Vier von fünf Befragten hätten angegeben, Einmischung, Belästigung oder Gewalt erlebt zu haben. Über die Hälfte sei mindestens einmal durch Polizei oder andere Beamte behindert worden. Bei 45 Prozent der Medienmacher hätten Unbekannte versucht, die Berichterstattung zu behindern.
Für den Bericht hat die Organisation Anfang des Jahres 157 der bei ihr organisierten Journalistinnen und Journalisten befragt. 101 Korrespondenten nahmen teil. Sie arbeiten für Medien aus Asien, Europa sowie Nord- und Lateinamerika. Der FCCC veröffentlicht die Umfrage einmal jährlich. 2022 wurde bereits von ähnlichen Problemen berichtet.
Tabuzonen Xinjiang und Tibet
Die Behinderung journalistischer Berichterstattung gehöre besonders in Teilen des Landes zur Praxis, die die chinesischen Behörden als “politisch sensibel” betrachten. Dazu gehört beispielsweise die Region Xinjiang, wo das Volk der Uiguren staatlichen Repressalien ausgesetzt ist und der Staat gerne neue Überwachungstechnologien testet.
85 Prozent der ausländischen Reporter, die von dort berichten wollten, gaben in der Umfrage an, auf Probleme gestoßen zu sein – wie Überwachung oder Belästigungen. In diese Region reisende ausländische Medienvertreter hätten unter strengen Kontrollen gestanden und konnten sich nur im Rahmen staatlich organisierter Touren bewegen.

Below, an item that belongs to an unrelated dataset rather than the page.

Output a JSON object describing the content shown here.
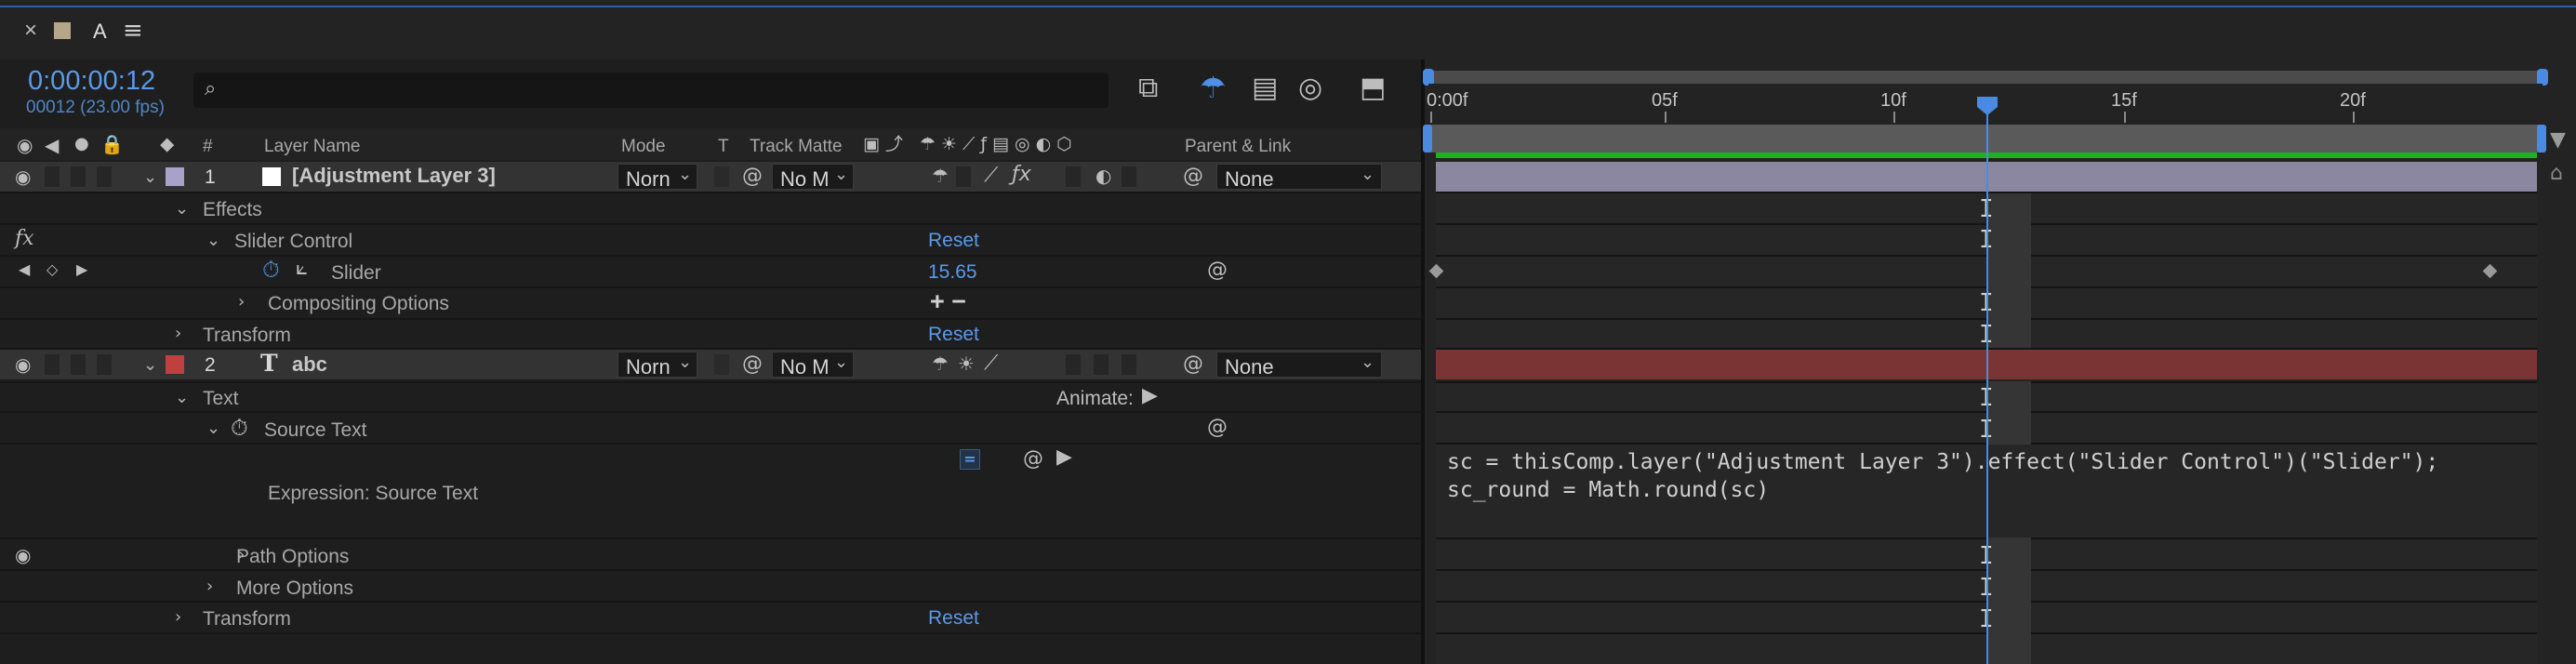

Ein für ein europäisches Medium arbeitender Journalist erklärte, während seiner Reise in Xinjiang von bis zu einem halben Dutzend Polizisten in Zivil verfolgt worden zu sein. Ein ebenfalls europäischer Kollege berichtet: “Während einer einwöchigen Reise in Xinjiang kamen Polizeibeamte in mein Hotel und fragten mich, wen ich interviewt hatte und was ich sie gefragt hatte. Sie verlangten mehrmals, dass ich ihnen ein Schreiben meiner Botschaft vorlege, sonst dürfe ich dort nicht arbeiten.” Der Reporter hätte sich danach entschieden, die Recherchen vor Ort einzustellen, weil er sich um die Sicherheit der Befragten sorgte.
Ähnlichen Repressalien seien ausländische Pressevertreter in der Region Tibet ausgesetzt gewesen. Drei der befragten Reporter hätten versucht, von dort zu berichten – alle drei gaben an, mit Problemen konfrontiert worden zu sein.
Generell sei es eine Ausnahme, wenn Reporter auf ihren Recherchereisen nicht eingeschränkt werden. Mittlerweile würden die Behörden auch die Grenzgebiete zu Russland, der Mongolei und zu südostasiatischen Nachbarstaaten als sensibel betrachten und ausländische Reporter dort von der freien Berichterstattung abhalten.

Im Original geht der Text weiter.